U is for Uterine Cancer
A staggering 85% of female rabbits can develop uterine cancer by the age of 4 if left un-neutered, so neutering is a must. And don’t forget the males need neutering too – testicular cancer is a major risk of un-neutered males too.
V is for … Viral Hemorrhagic Disease (VHD)
Also called Rabbit Haemorrhagic Disease (RHD) and Rabbit Calicivirus Disease (RCD). Firt pinpointed in China in 1983 and in 1992 in the UK, this is a dreadful disease, killing rapidly, often without any external symptoms before death occurs, which is often as little as 12 to 36 hours after infection. Transmission is via the eyes, nose or mouth, and secretions (urine, mucus etc) can transmit the virus in addition to biting insects such as fleas or mosquitoes. As with Myxomatosis, a vaccine is available (recently combined with Myxomatosis for a single annual dual protection vaccine), which all domestic rabbits should receive. Again,prevention against this dreadful disease is the only cure.
W is for … Wire
If you’ve indoor rabbits then beware! Rabbits will seek out and chew through any wires they can find…telephone, lamp, television, computer! Apart from the plastic being bad for their digestion, their wire eating habits means they run a great risk of being electrocuted, which can – of course – be fatal. All wires should be encased in non-chewable trunking and kept well away from inquisitive mouths.
X is for Xray
If you’re interested in rabbit anatomy, then check out MediRabbit – there are some excellent Xrays of various parts of the rabbit for you to examine.

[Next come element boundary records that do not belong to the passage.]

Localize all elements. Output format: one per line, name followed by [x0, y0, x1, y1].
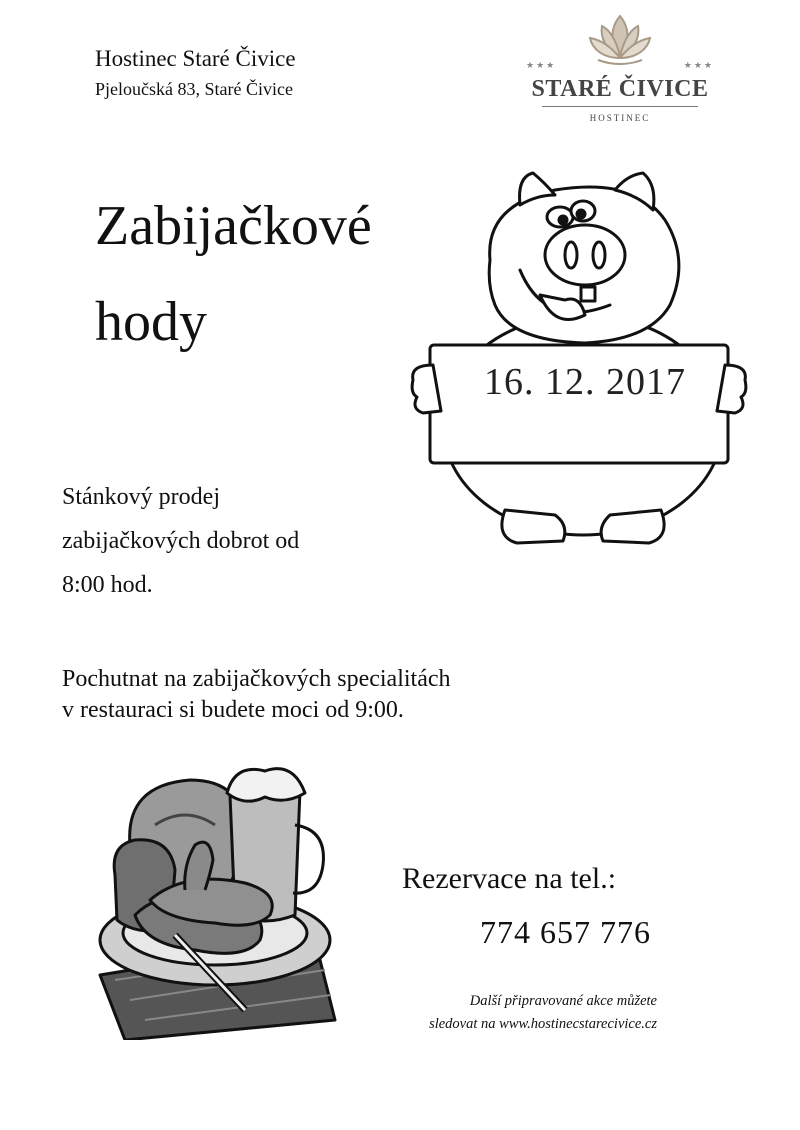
- headline-line-1: Zabijačkové: [95, 195, 372, 257]
- stars-left: ★★★: [526, 60, 557, 70]
- stars-right: ★★★: [683, 60, 714, 70]
- event-headline: [95, 178, 372, 370]
- venue-name: Hostinec Staré Čivice: [95, 46, 296, 71]
- stall-line-1: Stánkový prodej: [62, 484, 220, 510]
- reservation-label: Rezervace na tel.:: [402, 862, 617, 895]
- stall-line-2: zabijačkových dobrot od: [62, 528, 300, 554]
- venue-address: Pjeloučská 83, Staré Čivice: [95, 79, 293, 99]
- more-events-note: [362, 990, 657, 1036]
- reservation-phone[interactable]: 774 657 776: [480, 914, 651, 950]
- logo-subtitle: HOSTINEC: [589, 113, 651, 123]
- stall-sale-text: [62, 475, 299, 607]
- restaurant-line-1: Pochutnat na zabijačkových specialitách: [62, 666, 451, 692]
- headline-line-2: hody: [95, 291, 207, 353]
- stall-line-3: 8:00 hod.: [62, 572, 153, 598]
- restaurant-line-2: v restauraci si budete moci od 9:00.: [62, 697, 404, 723]
- logo-divider: [542, 106, 698, 107]
- logo-brand: STARÉ ČIVICE: [531, 76, 709, 102]
- more-events-line-1: Další připravované akce můžete: [469, 993, 657, 1009]
- logo: [520, 10, 720, 130]
- sausages-and-beer-illustration: [95, 765, 340, 1040]
- restaurant-text: [62, 664, 451, 726]
- event-date: 16. 12. 2017: [484, 361, 686, 403]
- more-events-line-2[interactable]: sledovat na www.hostinecstarecivice.cz: [429, 1016, 657, 1032]
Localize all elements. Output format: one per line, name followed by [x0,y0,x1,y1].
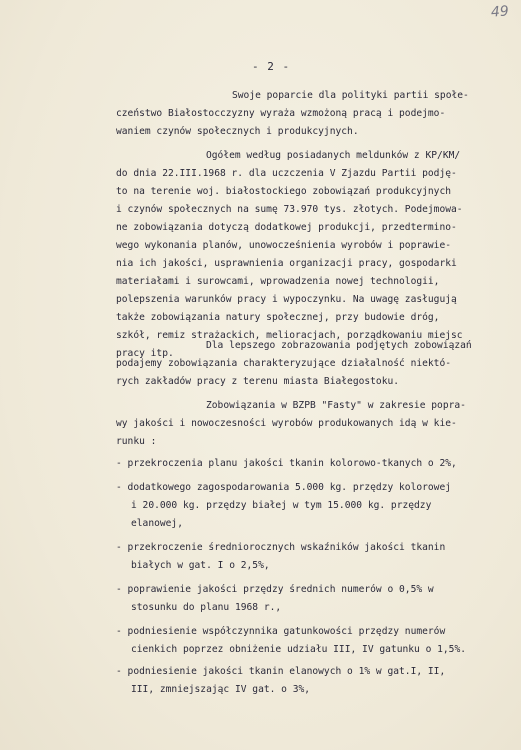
text-line: stosunku do planu 1968 r., [131,602,282,613]
page-number: - 2 - [252,60,291,73]
text-line: rych zakładów pracy z terenu miasta Białegostoku. [116,376,400,387]
text-line: Swoje poparcie dla polityki partii społe- [232,90,469,101]
list-item: - przekroczenia planu jakości tkanin kolorowo-tkanych o 2%, [116,458,457,469]
text-line: cienkich poprzez obniżenie udziału III, IV gatunku o 1,5%. [131,644,467,655]
text-line: pracy itp. [116,348,174,359]
list-item: - poprawienie jakości przędzy średnich numerów o 0,5% w [116,584,434,595]
text-line: i czynów społecznych na sumę 73.970 tys. złotych. Podejmowa- [116,204,463,215]
text-line: ne zobowiązania dotyczą dodatkowej produkcji, przedtermino- [116,222,457,233]
text-line: elanowej, [131,518,183,529]
text-line: Dla lepszego zobrazowania podjętych zobowiązań [206,340,472,351]
list-item: - podniesienie jakości tkanin elanowych o 1% w gat.I, II, [116,666,446,677]
text-line: wy jakości i nowoczesności wyrobów produkowanych idą w kie- [116,418,457,429]
folio-number: 49 [490,3,510,21]
text-line: polepszenia warunków pracy i wypoczynku. Na uwagę zasługują [116,294,457,305]
text-line: szkół, remiz strażackich, melioracjach, porządkowaniu miejsc [116,330,463,341]
text-line: czeństwo Białostocczyzny wyraża wzmożoną pracą i podejmo- [116,108,446,119]
text-line: waniem czynów społecznych i produkcyjnych. [116,126,359,137]
text-line: i 20.000 kg. przędzy białej w tym 15.000 kg. przędzy [131,500,432,511]
list-item: - dodatkowego zagospodarowania 5.000 kg. przędzy kolorowej [116,482,452,493]
text-line: III, zmniejszając IV gat. o 3%, [131,684,311,695]
text-line: runku : [116,436,157,447]
text-line: do dnia 22.III.1968 r. dla uczczenia V Zjazdu Partii podję- [116,168,457,179]
text-line: podajemy zobowiązania charakteryzujące działalność niektó- [116,358,452,369]
text-line: nia ich jakości, usprawnienia organizacji pracy, gospodarki [116,258,457,269]
text-line: także zobowiązania natury społecznej, przy budowie dróg, [116,312,440,323]
text-line: wego wykonania planów, unowocześnienia wyrobów i poprawie- [116,240,452,251]
list-item: - podniesienie współczynnika gatunkowości przędzy numerów [116,626,446,637]
list-item: - przekroczenie średniorocznych wskaźników jakości tkanin [116,542,446,553]
text-line: Ogółem według posiadanych meldunków z KP/KM/ [206,150,461,161]
text-line: to na terenie woj. białostockiego zobowiązań produkcyjnych [116,186,452,197]
text-line: Zobowiązania w BZPB "Fasty" w zakresie popra- [206,400,466,411]
text-line: białych w gat. I o 2,5%, [131,560,270,571]
text-line: materiałami i surowcami, wprowadzenia nowej technologii, [116,276,440,287]
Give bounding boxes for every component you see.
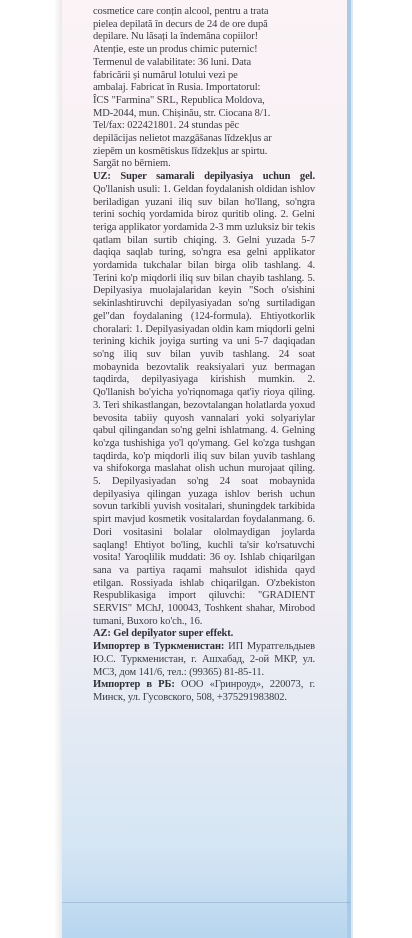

Y is for Years … and Years!
Rabbit medicine, although still way behind that of cats and dogs, has improved significantly in recent years, and will only continue to improve. This has had significant impact on the longevity of our domestic rabbits, with the lifespan now reaching 10 years or more in some breeds. This is wonderful for the rabbit and it’s human family, but endorses the need for a greater consideration of the long term commitment at the point of acquisition.
Z is for … Zoonoses
A disease transmittable between species – i.e cat to dog, horse to human. Fortunately zoonoses between rabbits and humans are rare, and mainly include parasites (fleas, mites), and fungal infections (ringworm). Some bacterial infections such as Pasteurella and Salmonella are transmittable, but it is worth remembering that although a rabbit disease may not be a zoonoses, us humans can easily transmit rabbit diseases (such as EC) form one rabbit to another. Cleanliness and good housekeeping is essential.